The recursive technique we've used here can also be applied to some kinds of problems which involve navigating or solving mazes. If we know where we are in a maze, perhaps represented as a multi-dimensional array, we can "flood fill" our way out from a starting point in a maze until we reach an "exit", perhaps keeping track of the moves we've made along the way.
So, keep this recursive traversal technique in mind if you encounter interview questions involving paint buckets, mazes, or counting contiguous regions on a representation of a map!
You may be aware that, at least in principlee, every problem which can be solved recursively can also be solved iteratively.
Sometimes, recursive solutions are cleaner and easier to understand, while sometimes iterative solutions are best. Trying to rewrite iterative algorithms as recursive and vice versa can help us cultivate a sense for which makes more sense, in a given case. Thus, for kicks, let's try writing checkNeighbors iteratively.
Recursion in Javascript depends on a call stack which keeps track of the lexical scope and its state inside each function. Implementing a recursive solution iteratively usually requires us to set up our own data structure which keeps track of state in a manner similar to the call stack.
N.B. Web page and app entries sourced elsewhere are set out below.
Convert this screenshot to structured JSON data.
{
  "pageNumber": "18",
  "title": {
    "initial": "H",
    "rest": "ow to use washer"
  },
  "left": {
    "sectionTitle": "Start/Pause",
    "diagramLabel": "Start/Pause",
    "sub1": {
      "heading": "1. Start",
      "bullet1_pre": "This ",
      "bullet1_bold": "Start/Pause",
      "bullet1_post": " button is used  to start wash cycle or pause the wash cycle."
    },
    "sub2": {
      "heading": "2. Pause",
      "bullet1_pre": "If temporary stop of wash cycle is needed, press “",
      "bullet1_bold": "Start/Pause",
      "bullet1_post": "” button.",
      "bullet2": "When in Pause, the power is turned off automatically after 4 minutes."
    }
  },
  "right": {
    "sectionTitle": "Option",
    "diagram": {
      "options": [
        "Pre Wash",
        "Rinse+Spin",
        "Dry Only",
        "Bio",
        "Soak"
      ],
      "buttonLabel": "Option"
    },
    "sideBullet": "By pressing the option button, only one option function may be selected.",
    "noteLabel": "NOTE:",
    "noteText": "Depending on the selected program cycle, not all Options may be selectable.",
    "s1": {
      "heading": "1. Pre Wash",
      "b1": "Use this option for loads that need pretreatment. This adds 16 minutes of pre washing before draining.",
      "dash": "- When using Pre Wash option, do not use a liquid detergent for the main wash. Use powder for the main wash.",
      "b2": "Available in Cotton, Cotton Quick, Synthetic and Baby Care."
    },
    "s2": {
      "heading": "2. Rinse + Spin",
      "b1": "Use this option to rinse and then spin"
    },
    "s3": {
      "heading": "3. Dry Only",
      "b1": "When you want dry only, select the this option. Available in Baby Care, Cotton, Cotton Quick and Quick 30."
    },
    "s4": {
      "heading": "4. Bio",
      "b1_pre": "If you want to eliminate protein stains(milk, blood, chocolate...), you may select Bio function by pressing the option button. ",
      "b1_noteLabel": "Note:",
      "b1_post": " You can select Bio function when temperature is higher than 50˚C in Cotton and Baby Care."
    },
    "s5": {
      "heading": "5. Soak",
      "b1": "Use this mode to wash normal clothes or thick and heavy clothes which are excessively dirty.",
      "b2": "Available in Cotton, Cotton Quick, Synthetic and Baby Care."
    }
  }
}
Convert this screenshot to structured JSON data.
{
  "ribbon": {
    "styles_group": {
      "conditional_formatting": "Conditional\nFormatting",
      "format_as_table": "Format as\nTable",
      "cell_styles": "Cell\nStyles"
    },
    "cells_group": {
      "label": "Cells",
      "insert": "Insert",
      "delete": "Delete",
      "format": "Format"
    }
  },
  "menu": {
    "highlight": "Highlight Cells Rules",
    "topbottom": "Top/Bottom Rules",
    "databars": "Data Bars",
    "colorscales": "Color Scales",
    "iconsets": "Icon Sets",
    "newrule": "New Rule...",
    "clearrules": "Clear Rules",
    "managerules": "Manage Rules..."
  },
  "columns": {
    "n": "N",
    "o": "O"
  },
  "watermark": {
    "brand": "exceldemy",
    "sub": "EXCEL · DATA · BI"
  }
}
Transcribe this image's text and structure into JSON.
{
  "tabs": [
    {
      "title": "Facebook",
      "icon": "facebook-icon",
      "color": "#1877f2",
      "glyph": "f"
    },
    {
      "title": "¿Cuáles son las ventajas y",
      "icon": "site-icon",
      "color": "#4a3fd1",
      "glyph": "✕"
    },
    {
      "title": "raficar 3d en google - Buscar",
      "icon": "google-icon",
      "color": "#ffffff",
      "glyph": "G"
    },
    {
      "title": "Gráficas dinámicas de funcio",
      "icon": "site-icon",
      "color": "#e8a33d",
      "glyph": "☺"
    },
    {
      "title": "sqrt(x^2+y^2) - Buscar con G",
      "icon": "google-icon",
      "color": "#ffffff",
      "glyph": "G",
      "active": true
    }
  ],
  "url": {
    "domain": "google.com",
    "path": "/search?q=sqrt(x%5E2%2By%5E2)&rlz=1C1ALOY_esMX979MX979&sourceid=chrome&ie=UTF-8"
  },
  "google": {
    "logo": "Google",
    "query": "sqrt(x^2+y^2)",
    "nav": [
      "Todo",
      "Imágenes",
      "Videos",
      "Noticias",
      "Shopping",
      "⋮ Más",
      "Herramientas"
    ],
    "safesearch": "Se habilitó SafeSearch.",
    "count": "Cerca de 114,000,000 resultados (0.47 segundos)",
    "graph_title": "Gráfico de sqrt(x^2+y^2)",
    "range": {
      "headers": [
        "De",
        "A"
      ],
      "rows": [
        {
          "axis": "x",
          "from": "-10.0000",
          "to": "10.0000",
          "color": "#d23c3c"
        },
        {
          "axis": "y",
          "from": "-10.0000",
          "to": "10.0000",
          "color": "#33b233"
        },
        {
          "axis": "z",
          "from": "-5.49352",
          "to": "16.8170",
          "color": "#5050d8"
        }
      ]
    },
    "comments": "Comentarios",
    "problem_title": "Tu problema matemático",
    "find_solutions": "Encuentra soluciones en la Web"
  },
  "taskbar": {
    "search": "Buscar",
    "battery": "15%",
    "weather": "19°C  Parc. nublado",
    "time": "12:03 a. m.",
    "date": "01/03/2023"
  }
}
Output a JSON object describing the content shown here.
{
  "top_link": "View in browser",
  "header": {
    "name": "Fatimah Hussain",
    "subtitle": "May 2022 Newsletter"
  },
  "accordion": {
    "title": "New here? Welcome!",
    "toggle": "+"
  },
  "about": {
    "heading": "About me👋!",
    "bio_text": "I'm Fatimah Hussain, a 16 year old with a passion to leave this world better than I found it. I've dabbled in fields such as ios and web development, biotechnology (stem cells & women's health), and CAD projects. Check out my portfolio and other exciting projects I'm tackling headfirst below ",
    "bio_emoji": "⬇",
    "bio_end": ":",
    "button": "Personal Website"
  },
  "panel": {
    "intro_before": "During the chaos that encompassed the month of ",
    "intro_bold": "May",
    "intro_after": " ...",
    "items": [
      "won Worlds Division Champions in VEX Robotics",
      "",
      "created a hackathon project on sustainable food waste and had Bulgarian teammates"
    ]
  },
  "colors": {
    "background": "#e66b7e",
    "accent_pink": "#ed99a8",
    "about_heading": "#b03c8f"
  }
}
You may have encountered this when working with trees and lists, in which one often pushes references to a node in the graph to a queue or stack which is then iterated by a while-based structure.
But here our data structure consists in coordinates, rather than complex objects to which we can store references. So we'll need to keep track of where we are on the board; objects or arrays will work but the object syntax makes destructuring a bit cleaner:
const checkNeighbors = (x, y, input) => {
const queue = [{ x, y }];
let size = 0;
while (queue.length) {
const { x, y } = queue.shift();
size += 1;
input[y][x] = 0;
[[x + 1, y], [x, y + 1], [x - 1, y], [x, y - 1]].forEach(([i, j]) => {
if (input[i] && input[i][j]) {
queue.push({ x: i, y: j});
}
});
}
return size;
};The recursive solution is much easier to understand! Letting the call stack keep track of state can be a big help.
When you practice for interviews, try rewriting recusrive solutions as iterative and iterative as recursive; pulling state out of the call stack will help you learn to reason about how to write better recursive code, and will help you see when recursion can help you solve a problem in a simple way.